Мне пришлось остановиться на лестнице перед входом в метро, потому что я никак не могла найти в сумке проездной билет. Вдруг визг тормозов за спиной заставил меня оглянуться. И тут я насладилась разыгравшейся передо мной сценой ссоры двух водителей, которые крыли друг друга последними словами. Это же просто завораживающее зрелище, когда из-за какого-нибудь пустяка люди слетают с катушек! Еще немного, и они перешли бы к рукопашной.

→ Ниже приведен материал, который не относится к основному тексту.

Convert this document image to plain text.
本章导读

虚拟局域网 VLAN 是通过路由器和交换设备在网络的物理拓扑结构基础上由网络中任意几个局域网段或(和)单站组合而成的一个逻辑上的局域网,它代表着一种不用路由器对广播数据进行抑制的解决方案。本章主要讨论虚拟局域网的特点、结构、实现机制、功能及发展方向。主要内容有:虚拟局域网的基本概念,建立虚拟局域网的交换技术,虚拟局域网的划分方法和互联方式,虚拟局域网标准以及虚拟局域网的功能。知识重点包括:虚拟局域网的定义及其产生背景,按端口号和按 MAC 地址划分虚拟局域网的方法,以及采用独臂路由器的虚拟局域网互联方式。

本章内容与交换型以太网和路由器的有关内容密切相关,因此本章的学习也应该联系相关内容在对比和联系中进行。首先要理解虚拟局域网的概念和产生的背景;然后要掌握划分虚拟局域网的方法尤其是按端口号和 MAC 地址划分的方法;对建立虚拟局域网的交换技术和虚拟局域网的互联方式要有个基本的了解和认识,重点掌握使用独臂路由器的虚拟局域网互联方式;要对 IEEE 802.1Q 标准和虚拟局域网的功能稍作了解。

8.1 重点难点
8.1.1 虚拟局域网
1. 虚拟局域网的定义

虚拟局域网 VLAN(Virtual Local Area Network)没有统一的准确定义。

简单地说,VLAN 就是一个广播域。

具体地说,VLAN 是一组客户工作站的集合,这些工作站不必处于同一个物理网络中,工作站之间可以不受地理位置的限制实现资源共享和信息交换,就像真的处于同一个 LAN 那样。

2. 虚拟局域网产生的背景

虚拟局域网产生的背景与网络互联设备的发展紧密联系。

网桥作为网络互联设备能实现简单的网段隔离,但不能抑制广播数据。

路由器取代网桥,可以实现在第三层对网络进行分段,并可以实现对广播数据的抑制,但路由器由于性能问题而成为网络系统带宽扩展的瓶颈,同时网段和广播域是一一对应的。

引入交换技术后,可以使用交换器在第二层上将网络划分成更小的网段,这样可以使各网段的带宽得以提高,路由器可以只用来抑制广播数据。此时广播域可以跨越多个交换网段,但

Вот тогда-то я ее и заметила, когда обернулась. София шла по бульвару метрах в пятидесяти от входа на станцию. Я бы узнала ее из тысячи прохожих, эту приземистую фигурку, чуть склоненную вбок голову, сутулые плечи.
Должно быть, она умирала от жары в своем сером прорезиненном плаще.
Наверняка София по своему обыкновению выбралась на прогулку до Монмартра. И сегодня мы отправились бы туда вместе, как уже не раз это делали, если бы не мой поспешный уход.
Я смотрела, как она переходит дорогу, не обращая внимания на поток машин и пробивая себе путь вперед, как всегда, упрямая и решительная.
София то и дело смотрела по сторонам, но меня не увидела.
И я не подала ей никакого знака, исчезнув в метро.
«Каждому своя дорога», – поется в песенке, которую я мурлыкала себе под нос, двигаясь к противоположному концу платформы.